“The goal of healthcare is to keep people healthy and failing that to fix or alleviate the problem.“
This is our mission statement so to speak. The actual actions we take to get there, the verbs of medicine if you will, are:
When we look under the hood, we find that each of these actions are computational problems. This means they consist of data collection and systematic processing to arrive at a solution.
Let’s look at Diagnostics as an example. Diagnostics is the task of classifying illness, classification being a classic computational problem
A patient arrives in my emergency room, I know nothing about them save that they are there. What’s their diagnosis?
Absurd as this may seem, we can begin answering the question even at this stage. This isn’t guesswork, there’s data to draw on.
We know, for instance, the most common complaints in an emergency room. We also know the most common diagnoses for each of those complaints. We can use this and similar data to calculate a so-called “Pre-Test Probability” for all possible diagnoses. This is the probability of a condition before additional information is available. We can then create a ranked list of the most likely diagnoses. Admittedly, at this stage the list is both enormous and useless.

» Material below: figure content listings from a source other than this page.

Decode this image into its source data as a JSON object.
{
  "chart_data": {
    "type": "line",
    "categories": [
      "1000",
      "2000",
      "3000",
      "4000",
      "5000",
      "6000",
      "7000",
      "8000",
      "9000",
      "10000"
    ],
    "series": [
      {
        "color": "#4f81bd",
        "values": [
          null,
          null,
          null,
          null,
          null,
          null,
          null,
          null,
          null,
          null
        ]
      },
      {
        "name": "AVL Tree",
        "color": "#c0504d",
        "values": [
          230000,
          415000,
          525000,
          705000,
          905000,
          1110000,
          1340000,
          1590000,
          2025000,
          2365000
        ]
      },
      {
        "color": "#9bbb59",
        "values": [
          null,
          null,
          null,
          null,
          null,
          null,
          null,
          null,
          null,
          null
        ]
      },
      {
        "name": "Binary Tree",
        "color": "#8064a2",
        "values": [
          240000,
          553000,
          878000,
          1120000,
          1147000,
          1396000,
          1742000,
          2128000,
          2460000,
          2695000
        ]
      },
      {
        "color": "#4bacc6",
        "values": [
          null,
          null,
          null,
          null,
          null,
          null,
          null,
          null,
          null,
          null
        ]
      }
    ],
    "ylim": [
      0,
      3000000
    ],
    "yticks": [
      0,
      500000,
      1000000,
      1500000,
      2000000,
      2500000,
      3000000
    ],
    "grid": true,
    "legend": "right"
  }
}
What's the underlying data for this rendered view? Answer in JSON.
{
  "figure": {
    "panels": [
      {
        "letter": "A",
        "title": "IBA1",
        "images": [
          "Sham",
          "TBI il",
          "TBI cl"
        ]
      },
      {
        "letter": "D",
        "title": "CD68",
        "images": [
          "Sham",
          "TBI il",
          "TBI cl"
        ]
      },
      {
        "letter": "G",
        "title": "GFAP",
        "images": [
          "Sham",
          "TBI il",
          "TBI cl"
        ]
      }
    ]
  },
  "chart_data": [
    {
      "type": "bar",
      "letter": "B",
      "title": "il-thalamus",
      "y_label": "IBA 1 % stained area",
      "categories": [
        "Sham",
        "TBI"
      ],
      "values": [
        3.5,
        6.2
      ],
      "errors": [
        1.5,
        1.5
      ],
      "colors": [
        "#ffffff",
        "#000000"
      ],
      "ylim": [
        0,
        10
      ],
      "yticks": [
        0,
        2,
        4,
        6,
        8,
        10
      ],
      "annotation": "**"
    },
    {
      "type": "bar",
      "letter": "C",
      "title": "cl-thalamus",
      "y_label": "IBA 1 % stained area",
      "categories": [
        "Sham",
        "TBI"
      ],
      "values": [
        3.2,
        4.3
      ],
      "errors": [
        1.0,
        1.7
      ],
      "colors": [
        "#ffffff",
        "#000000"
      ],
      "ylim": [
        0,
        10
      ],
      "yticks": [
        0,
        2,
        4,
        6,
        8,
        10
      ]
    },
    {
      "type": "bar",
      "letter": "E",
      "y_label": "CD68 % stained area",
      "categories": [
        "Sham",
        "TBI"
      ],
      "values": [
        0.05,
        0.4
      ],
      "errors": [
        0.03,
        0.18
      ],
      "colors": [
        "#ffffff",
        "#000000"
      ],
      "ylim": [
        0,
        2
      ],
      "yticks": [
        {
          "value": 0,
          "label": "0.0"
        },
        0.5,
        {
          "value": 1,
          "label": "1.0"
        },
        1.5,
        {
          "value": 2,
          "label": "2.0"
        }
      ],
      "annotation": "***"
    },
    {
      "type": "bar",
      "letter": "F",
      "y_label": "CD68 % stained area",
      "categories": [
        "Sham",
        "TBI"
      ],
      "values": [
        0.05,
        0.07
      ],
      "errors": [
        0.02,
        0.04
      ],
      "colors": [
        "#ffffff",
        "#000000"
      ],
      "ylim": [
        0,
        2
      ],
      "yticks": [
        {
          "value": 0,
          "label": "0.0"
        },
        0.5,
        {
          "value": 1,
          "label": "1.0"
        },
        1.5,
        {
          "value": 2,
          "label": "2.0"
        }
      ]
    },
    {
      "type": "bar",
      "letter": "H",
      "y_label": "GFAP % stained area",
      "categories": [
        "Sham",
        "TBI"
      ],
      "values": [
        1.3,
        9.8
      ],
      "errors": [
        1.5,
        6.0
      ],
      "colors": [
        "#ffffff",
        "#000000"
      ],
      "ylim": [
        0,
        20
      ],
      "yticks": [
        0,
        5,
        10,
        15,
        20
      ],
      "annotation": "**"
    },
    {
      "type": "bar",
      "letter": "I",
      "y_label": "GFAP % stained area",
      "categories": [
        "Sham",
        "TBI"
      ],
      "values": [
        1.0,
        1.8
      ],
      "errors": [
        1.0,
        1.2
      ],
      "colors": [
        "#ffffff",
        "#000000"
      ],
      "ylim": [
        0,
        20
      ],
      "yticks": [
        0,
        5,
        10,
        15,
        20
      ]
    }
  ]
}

Next, I’m told by the triage nurse that the patient is a male. In a flash, the list of possible diagnoses is slashed and re-shuffled. With this fact we calculate a “Post-Test Probability” for each diagnosis on our list. This is the probability of a condition after additional information is available. In this case, the probability of hundreds of gynecologic conditions is zeroed out. Of course, the list remains long and impractical.
The triage nurse now tells me the patient is here for abdominal pain. Again, the list is trimmed and re-shuffled, the patient is unlikely to have an ankle sprain. I’m then told the patient is 45. Again, trim, re-shuffle — hundreds of pediatric conditions are excluded. We go on to add details shared by the patient, results of blood tests, imaging, and so on.
Each datum is computed upon in a specific way and the solution re-calculated. This is what we mean by a computational problem. The process is summarized in the diagram below.
DDx: Differential Diagnosis. A list of potential diseases given available information.
Each arrow in the diagram represents a computation. The computations are not arbitrary. They are not subject to the whims of the clinician, nor their best judgment, nor where they went to school, nor what they had for breakfast. Instead, the computation is systematic, quantitative, and empiric.
Of course, this is an oversimplification and only one, quite linear, possible approach. But you get the idea.
Some colleagues I’ve talked to object. They say this is too utilitarian a view. They say healthcare is a human problem, a spiritual problem, a question of empathy, compassion, and so on.
I agree, but only to a point.
We shouldn’t conflate what we do with how we do it. The core functions of healthcare should be performed with patience, empathy, and kindness. But patience, empathy, and kindness alone won’t cure a case of pneumonia. An X-ray and course of antibiotics will.
Clinical decisions should be computed (including accounting for such things as patient autonomy, informed consent, etc.), and thereafter carried out with all the humanity we can muster.
Of course, I don’t do this when I diagnose my patients. I can’t. Neither do my colleagues because they can’t either. The human brain isn’t well suited to heavy, exacting computation. That’s where computers come in and it’s why diagnostics should ultimately be automated.
In fact, the rest of medical decision making, such as prognostication, treatment planning, and so on are all computational problems too.
That’s why I believe the inevitable endpoint of healthcare is almost complete automation.
Today, too much of the core functions of healthcare are left to clinical judgment, expert opinion, and a thousand cognitive biases. The gap between how practice and the ideal are hundreds of thousands of medical errors, injuries, and deaths.
The point is urgent and the stakes are high.
Recognizing that healthcare is a computational problem allows us to focus on lasting solutions: developing automated clinical decision making systems.
Healthcare problems are computational problems. The sooner we recognize this the sooner we can focus on building computational solutions and ultimately transition to automated clinical decision making.